May 22, 2013; Anaheim, CA, USA; Los Angeles Angels center fielder Mike Trout (27) tags second on his way to third after hitting a triple in the second inning against the Seattle Mariners at Angel Stadium of Anaheim. Mandatory Credit: Gary A. Vasquez-USA TODAY Sports

I remember listening to Tim Kurkjian one time on Baseball Tonight many years ago, and he told a story of a player who either needed only a double or single to get the fourth leg of the cycle in his upcoming at bat. The player got a base hit, reached the bag he needed to complete the cycle, but had an open opportunity to safely advance to the next base, but did not do so because that player wouldn’t have had the cycle. He said from then on, he was done with the cycle, and I believe that story influenced me to think about what the cycle was as well.

Michael Engel wrote about Mike Trout‘s most recent newsworthy offensive performance, which happened to be the cycle, and you can read about it here. Plenty of history, and plenty of good names behind the athletes that have scored a cycle for the record books, but I struggle to get on board with why a cycle is celebrated.

It appears to me that the feat of the cycle — the single, the double, the triple, and the home run — is celebrated because of the randomness of getting all four types of hits in box score being attained by the player. This is not to say that getting four hits at the major league level isn’t difficult.
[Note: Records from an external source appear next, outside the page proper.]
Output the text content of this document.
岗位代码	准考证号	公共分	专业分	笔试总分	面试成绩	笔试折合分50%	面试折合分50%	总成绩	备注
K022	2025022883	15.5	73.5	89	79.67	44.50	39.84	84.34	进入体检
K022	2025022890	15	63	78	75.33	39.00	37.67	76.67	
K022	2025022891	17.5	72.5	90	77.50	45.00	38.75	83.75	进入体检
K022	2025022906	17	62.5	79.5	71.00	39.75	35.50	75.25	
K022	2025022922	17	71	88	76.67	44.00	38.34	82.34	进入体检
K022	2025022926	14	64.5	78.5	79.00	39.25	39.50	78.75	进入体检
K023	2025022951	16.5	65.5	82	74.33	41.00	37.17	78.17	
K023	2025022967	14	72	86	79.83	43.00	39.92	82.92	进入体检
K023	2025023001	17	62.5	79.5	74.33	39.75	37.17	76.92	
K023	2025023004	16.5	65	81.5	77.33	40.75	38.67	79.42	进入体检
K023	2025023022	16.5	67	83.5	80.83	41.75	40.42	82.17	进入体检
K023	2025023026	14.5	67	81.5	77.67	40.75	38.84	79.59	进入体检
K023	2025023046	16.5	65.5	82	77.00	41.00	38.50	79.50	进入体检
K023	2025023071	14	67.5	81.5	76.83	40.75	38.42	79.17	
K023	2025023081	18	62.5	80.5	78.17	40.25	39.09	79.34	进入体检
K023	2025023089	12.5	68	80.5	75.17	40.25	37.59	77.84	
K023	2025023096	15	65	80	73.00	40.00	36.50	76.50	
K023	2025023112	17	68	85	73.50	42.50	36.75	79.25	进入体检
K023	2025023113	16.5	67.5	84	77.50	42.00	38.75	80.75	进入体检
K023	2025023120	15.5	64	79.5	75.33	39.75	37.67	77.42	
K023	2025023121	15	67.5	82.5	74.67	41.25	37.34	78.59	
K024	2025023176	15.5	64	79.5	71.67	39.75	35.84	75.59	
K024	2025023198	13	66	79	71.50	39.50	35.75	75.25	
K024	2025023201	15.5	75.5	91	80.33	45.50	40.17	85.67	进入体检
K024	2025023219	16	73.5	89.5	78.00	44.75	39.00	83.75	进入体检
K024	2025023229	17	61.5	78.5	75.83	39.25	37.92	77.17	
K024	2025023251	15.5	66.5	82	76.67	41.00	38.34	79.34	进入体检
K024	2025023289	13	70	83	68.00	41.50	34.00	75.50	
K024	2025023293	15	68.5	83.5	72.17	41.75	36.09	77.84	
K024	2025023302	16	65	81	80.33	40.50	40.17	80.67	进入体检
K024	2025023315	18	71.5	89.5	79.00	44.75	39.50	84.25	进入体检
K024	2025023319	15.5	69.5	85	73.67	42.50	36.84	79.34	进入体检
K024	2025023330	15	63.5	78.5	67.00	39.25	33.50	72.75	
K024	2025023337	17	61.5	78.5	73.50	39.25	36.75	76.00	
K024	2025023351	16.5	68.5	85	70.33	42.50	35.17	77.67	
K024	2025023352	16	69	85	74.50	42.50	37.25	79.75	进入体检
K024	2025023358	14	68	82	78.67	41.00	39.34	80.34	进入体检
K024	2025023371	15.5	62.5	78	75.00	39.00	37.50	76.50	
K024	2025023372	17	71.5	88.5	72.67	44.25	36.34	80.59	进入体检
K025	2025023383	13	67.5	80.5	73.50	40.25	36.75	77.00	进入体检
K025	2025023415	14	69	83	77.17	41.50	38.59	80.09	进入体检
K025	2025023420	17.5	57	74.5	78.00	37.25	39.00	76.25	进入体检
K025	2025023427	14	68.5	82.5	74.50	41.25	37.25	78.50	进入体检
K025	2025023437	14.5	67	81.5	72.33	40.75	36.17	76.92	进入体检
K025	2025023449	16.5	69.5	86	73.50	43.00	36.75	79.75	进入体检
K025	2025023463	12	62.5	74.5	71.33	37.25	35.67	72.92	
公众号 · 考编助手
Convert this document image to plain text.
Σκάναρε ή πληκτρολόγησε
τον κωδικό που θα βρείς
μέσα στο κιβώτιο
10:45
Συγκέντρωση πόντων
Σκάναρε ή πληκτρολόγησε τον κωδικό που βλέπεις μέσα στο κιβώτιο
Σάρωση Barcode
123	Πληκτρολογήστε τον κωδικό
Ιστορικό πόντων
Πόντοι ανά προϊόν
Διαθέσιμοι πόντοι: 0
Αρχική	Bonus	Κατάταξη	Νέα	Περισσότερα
It is, and I mean, if anything should be celebrated about Mike Trout’s cycle it should be his 80 speed (“elite” speed in scouting terms) in getting his single and triple, and then taking this pitch out of the park just right of center field:

Looking at Trout’s face, it makes me think even he’s impressed with himself there.

I believe Trout’s night was impressive because he had four hits and ten total bases (in addition to the other qualities he exhibited that I mentioned). That’s doing work for your team. Hitting for the cycle is cool, but I believe it’s been hyped too much over the years. It makes me wonder how much people are talking about Jose Bautista‘s four hit night yesterday where he had ten total bases as well, but in the form of two homers and two singles. I can understand why you might be impressed more with Trout’s showing of speed, but I believe I’m just as impressed (maybe even a little more) with the night Joey Bats had.

I don’t expect the masses to fire up the blogs less when a cycle happens, but I hope they fire it up more when a hitter has a big night that doesn’t involve the cycle, because those should be celebrated, too.